COVID-19 modifications are marked in red
Course: News Analytics and Machine Learning (NYU FRE GY 7871 - I2)
Term: Fall 2020, first half
Instructor: Andrew Arnold (firstname.lastname@example.org)
Disclaimer: All views and opinions expressed by the instructor in this course are his own and do not reflect the views, opinions, or confidential information of any of his current or former employers.
Office hours: by appointment
Litai Ren (email@example.com). Office hours: 9 - 11 am (EST) every Friday, or by appointment 2 - 11 pm (EST) every Friday. E-mail for zoom id.

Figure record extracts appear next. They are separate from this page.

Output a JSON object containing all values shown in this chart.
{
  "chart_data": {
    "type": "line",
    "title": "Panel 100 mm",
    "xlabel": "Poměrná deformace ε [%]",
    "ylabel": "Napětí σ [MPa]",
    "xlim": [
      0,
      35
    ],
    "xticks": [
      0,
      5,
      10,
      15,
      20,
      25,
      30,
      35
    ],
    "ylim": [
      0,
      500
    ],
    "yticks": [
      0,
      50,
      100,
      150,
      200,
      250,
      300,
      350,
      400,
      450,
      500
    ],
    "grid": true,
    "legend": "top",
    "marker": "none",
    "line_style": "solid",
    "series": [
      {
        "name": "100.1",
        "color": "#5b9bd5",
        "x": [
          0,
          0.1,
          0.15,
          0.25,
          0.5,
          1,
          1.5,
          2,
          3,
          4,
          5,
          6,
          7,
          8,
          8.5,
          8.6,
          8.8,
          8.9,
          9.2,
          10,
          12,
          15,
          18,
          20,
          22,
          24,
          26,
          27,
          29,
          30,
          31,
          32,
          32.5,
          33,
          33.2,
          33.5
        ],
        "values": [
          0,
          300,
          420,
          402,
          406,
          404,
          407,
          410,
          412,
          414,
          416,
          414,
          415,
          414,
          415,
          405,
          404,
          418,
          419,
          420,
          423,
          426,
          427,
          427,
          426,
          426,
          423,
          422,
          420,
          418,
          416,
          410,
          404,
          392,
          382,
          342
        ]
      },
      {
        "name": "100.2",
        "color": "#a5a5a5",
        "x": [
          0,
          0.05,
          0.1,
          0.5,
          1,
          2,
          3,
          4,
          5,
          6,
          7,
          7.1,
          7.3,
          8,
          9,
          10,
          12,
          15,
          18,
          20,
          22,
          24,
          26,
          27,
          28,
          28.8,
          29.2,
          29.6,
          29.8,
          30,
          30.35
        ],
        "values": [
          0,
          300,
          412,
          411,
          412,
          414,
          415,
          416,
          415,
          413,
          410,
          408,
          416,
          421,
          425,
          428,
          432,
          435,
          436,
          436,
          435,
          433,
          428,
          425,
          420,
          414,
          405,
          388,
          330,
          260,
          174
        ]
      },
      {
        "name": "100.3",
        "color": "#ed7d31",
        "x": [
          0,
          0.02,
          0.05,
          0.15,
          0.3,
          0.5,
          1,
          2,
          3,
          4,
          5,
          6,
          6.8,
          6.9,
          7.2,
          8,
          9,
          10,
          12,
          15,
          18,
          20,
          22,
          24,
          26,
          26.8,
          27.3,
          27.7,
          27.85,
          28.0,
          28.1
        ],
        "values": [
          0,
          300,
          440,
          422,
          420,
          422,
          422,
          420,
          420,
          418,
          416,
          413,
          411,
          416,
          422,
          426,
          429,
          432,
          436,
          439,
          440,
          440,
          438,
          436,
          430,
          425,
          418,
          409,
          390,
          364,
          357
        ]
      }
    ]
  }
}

Time: Tuesdays, 6:00 PM - 8:41 PM
Course style: Due to COVID-19, this class will be taught virtually. There will be no in-person meetings. Classes will consist of:
Given the small class size, the course will be taught as a colloquium. New topics will be introduced in interactive lecture format, and then discussed and expanded by the group. These topics will then be built upon in the team projects, which will be further discussed and presented to the class. Active class attendance and participation is required (whether via live zoom or virtual forum participation). Since this will be a challenging mode of instruction/learning for all, we will try to be as accommodating and adaptive as possible. Your active participation and feedback (whether live or virtual) will be crucial for making the class as successful as possible!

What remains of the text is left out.